L’informatique est en grande mutation, nous dit-on chaque jour. Nous sommes entrés dans le monde digital. Certes, si l’on mesure la puissance des objets que nous avons dans notre poche, la rupture avec le passé proche est radicale. Mais qui n’a pas été étonné de la persistance d’applications anciennes supportant des processus qui paraissent aujourd’hui archaïques. La liste est longue : demander une copie « originale » d’un document, écrire à la main « lu et approuvé », exiger, alors qu’on s’est entendu par courriel, un « courrier » de confirmation, attendre derrière un guichet pour reprendre des informations déjà partagées par le web… Qui n’a pas entendu une personne courroucée derrière son bureau pester contre la lenteur de son ordinateur et s’en prendre à un maléfique « réseau » ? Autant de petites choses du quotidien qui trahissent la rémanence de fonctionnements anciens, vestiges tenaces du monde ancien du papier, d’inadéquations persistantes entre le monde léger et instantané du « zéro délai, zéro défaut », que nous exigeons, et la réalité glaiseuse de la routine.

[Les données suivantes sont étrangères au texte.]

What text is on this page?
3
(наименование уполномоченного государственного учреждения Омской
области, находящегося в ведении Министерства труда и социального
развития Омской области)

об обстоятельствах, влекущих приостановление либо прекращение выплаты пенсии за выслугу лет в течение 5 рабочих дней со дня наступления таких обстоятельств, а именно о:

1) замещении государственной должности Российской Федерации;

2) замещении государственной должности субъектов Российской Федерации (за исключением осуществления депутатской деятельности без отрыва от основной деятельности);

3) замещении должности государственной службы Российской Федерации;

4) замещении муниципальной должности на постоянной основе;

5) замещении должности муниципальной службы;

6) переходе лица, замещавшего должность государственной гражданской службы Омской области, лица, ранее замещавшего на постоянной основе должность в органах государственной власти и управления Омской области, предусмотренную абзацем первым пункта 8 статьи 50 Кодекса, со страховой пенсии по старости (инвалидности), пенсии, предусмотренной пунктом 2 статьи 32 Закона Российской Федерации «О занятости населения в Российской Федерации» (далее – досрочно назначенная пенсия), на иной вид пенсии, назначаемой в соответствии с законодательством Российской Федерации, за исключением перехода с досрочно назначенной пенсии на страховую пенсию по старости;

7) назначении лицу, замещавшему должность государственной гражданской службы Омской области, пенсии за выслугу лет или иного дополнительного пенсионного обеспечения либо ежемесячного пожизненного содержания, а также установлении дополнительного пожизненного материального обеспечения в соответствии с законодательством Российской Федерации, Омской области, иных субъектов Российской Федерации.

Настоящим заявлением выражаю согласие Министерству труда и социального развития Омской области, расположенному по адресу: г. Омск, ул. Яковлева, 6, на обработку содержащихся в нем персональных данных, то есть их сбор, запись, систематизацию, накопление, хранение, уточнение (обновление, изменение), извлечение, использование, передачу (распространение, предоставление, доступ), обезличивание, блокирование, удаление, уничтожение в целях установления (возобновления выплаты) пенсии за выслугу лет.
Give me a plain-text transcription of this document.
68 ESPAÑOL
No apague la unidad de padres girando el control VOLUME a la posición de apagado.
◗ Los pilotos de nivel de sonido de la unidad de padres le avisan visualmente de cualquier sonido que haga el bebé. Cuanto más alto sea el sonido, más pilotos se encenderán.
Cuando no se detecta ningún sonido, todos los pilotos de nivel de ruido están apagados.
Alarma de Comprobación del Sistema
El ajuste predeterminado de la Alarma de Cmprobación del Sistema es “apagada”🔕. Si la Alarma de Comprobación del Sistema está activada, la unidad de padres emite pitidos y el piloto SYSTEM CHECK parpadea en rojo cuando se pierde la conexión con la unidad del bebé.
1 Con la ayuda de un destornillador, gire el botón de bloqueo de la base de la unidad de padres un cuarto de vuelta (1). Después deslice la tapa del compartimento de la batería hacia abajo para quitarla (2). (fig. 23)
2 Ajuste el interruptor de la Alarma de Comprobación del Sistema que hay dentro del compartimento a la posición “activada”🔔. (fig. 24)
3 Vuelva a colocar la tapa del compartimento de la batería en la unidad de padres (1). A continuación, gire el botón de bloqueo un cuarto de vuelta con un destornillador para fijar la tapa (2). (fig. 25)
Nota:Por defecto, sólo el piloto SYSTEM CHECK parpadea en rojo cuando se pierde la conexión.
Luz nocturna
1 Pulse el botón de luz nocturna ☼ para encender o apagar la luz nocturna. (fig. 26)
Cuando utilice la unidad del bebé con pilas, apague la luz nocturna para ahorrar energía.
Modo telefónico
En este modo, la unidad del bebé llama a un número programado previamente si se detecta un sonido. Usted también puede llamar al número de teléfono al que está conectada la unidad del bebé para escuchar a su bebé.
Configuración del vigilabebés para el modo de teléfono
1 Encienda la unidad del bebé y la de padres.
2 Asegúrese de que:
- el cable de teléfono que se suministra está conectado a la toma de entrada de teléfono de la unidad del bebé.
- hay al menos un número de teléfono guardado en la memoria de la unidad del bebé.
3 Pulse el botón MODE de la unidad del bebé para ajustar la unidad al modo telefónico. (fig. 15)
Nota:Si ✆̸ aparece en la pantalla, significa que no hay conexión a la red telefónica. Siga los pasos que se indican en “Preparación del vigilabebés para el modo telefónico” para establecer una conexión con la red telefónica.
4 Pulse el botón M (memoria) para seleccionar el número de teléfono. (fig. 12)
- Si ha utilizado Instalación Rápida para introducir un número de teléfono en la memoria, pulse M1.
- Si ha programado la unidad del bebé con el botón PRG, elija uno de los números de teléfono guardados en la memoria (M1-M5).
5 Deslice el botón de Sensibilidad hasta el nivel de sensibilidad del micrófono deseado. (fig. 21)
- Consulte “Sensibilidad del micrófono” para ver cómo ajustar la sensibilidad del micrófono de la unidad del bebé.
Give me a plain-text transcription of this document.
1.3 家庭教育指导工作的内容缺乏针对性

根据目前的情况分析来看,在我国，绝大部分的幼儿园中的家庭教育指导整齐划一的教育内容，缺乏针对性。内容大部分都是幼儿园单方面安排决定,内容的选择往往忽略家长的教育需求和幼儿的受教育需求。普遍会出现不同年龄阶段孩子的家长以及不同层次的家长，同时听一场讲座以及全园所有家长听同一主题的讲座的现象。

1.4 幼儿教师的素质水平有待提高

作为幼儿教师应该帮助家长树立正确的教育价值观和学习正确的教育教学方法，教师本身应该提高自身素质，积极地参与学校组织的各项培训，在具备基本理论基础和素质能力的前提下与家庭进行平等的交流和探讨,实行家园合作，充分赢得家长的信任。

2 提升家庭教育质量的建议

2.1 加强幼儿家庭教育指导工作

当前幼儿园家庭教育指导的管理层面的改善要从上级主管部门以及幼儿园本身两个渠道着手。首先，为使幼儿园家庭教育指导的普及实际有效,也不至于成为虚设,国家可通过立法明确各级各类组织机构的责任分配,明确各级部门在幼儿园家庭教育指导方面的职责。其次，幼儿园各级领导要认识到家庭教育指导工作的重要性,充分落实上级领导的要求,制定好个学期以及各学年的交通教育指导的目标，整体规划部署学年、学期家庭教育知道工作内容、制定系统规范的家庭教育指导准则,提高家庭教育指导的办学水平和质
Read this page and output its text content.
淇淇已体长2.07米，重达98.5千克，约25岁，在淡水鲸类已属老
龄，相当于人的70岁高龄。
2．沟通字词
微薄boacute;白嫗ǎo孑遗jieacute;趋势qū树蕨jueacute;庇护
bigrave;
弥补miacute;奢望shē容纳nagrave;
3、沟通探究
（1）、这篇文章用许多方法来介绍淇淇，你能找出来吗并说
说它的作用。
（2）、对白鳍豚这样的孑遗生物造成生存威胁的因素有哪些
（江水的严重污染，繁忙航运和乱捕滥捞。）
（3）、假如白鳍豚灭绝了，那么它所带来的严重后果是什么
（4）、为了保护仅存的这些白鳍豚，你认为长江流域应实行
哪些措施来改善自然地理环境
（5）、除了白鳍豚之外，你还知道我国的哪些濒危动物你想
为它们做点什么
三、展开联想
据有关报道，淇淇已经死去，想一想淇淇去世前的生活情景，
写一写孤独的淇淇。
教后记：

Une des causes de ces agacements réside dans la vétusté des systèmes informatiques, et donc des processus qu’ils supportent, face au sentiment de facilité, de légèreté et d’ergonomie qu’apportent les solutions issues du web.

Essayons de comprendre cette coexistence entre des applications modernes hautement pratiques et fonctionnelles et l’informatique des processus qui renvoie parfois à Courteline et incarne la bureaucratie.

En géologie, la dérive des continents , découverte par Alfred Wegener au début du XXe siècle, théorie démontrée et renforcée dans les années soixante par la compréhension de la tectonique des plaques, permet d’expliquer comment se forment les chaînes de montagne, les fosses océaniques et les éruptions volcaniques.  Dans ce modèle, les douze plaques qui constituent la croute terrestre, ou lithosphère, glissent les unes sur les autres mues par la chaleur du centre de la terre. Les plus denses s’enfoncent sous les plus légères, c’est le phénomène de subduction. Si chaque plaque conserve sa morphologie, ce sont dans les zones de contact que les chocs se produisent. Ce processus est générateur de nombreux phénomènes violents, explosions volcaniques, tremblements de terre… Des roches anciennes disparaissent, de nouvelles structures se développent. C’est un processus très lent, mais cette fabrication du nouveau engendre des réactions de l’ordre ancien qui résiste, puis finit par céder.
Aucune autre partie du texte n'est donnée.